Cela suppose que la banque dispose de l’expertise nécessaire en termes de recherche des opportunités d’investissement et de choix des investissements les plus rentables pour le compte de ses clients.

Le démarchage client est un bon moyen de capter l’argent qui est hors circuit bancaire, le secteur informel étant un pourvoyeur au potentiel très important ; cela pourrait, en effet, avoir le double avantage de drainer, un tant soit peu, des fonds d’un volume considérable, et de faire un coup publicitaire pour attirer plus de pourvoyeurs de fonds.

La relation de la banque avec les emprunteurs
Les banques peuvent décider de mettre à disposition les fonds déposés par les clients sous plusieurs formes, la banque d’investissement peut être donc soit prêteuse, vendeuse à bénéfice ou investisseuse.

Dans le cadre de la création des nouvelles entreprises, en renforcement aux dispositifs Ansej, Cnac et autres modes d’aide à la création des entreprises, la banque d’investissement peut décider d’investir (ou y être amenée par décision des autorités), dans un premier temps, dans le capital des sociétés financées et en cours de création, le taux de participation serait déterminé suivant l’apport de chaque partie. Ceci permettra de garder un minimum de visibilité sur le mode de gestion de ces dernières, et de disposer des droits d’intervention lorsque cela s’avère nécessaire.
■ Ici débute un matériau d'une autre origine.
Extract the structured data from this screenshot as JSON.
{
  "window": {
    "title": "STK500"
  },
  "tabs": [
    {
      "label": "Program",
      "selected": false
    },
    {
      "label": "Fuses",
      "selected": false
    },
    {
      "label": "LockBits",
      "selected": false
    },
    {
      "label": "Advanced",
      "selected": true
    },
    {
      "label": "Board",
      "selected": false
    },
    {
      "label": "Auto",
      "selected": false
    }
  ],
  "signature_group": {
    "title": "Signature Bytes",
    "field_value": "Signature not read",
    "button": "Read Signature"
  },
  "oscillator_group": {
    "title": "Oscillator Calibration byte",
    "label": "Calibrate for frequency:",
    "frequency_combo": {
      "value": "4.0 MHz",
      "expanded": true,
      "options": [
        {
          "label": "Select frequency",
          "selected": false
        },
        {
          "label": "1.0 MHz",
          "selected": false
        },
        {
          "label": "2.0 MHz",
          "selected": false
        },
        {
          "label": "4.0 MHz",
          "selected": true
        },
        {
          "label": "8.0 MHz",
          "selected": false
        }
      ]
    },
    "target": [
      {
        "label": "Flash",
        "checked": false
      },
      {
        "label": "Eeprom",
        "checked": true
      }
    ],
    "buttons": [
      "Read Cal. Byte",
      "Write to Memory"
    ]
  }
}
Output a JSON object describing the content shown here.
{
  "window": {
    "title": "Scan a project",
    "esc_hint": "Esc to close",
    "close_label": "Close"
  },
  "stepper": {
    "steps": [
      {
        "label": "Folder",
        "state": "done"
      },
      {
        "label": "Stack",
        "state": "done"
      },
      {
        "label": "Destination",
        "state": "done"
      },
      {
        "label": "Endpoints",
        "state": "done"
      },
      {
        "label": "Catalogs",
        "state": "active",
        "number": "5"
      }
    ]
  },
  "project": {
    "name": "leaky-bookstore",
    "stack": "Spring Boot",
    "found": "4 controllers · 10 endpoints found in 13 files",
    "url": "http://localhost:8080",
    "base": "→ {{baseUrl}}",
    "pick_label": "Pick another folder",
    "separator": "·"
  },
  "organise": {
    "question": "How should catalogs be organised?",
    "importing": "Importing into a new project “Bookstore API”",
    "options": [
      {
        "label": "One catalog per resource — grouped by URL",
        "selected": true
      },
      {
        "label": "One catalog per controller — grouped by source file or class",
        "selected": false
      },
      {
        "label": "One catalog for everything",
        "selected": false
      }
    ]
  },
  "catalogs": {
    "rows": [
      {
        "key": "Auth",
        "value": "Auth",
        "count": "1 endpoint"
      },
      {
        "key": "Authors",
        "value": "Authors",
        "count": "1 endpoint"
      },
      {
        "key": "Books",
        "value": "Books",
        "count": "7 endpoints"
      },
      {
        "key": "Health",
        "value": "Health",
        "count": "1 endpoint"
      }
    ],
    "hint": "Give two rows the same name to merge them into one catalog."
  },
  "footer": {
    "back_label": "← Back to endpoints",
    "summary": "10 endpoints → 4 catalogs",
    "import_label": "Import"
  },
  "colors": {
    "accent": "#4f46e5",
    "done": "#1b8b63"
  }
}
Dans le cadre des prêts à la consommation (particulièrement en ce qui concerne les véhicules et le logement), ceux-ci peuvent être transformés en transactions de ventes avec marge bénéficiaire, dont le taux est fixé à l’avance, soit par des tarifs ou bien par entente mutuelle. Les modalités de paiement, en termes de durée et de montant des annuités seraient contractuelles, pouvant être soumis à l’entente.

Pour les autres prêts à l’investissement, dans le cadre de projets rentables, la banque peut soit décider d’octroyer un prêt pour lequel elle supporte pertes et profits suivant un taux de rémunération contractuel, ou bien de disposer de la propriété partielle de l’objet du financement suivant un taux défini de façon contractuelle aussi. Il s’agit ici d’une proposition d’un modèle simple de création de banques d’investissement, sans que l’étiquette «banque islamique» y soit inhérente, afin que le risque d’instrumentalisation politique de la finance islamique par les autorités soit pallié.

La proposition reste discutable et ouverte à toute initiative enrichissante dans ce sens, dans l’objectif de faire de la finance en Algérie un domaine favorisant l’attrait des investissements, que ce soit sur le plan national ou international, dans le cadre d’une ouverture étudiée.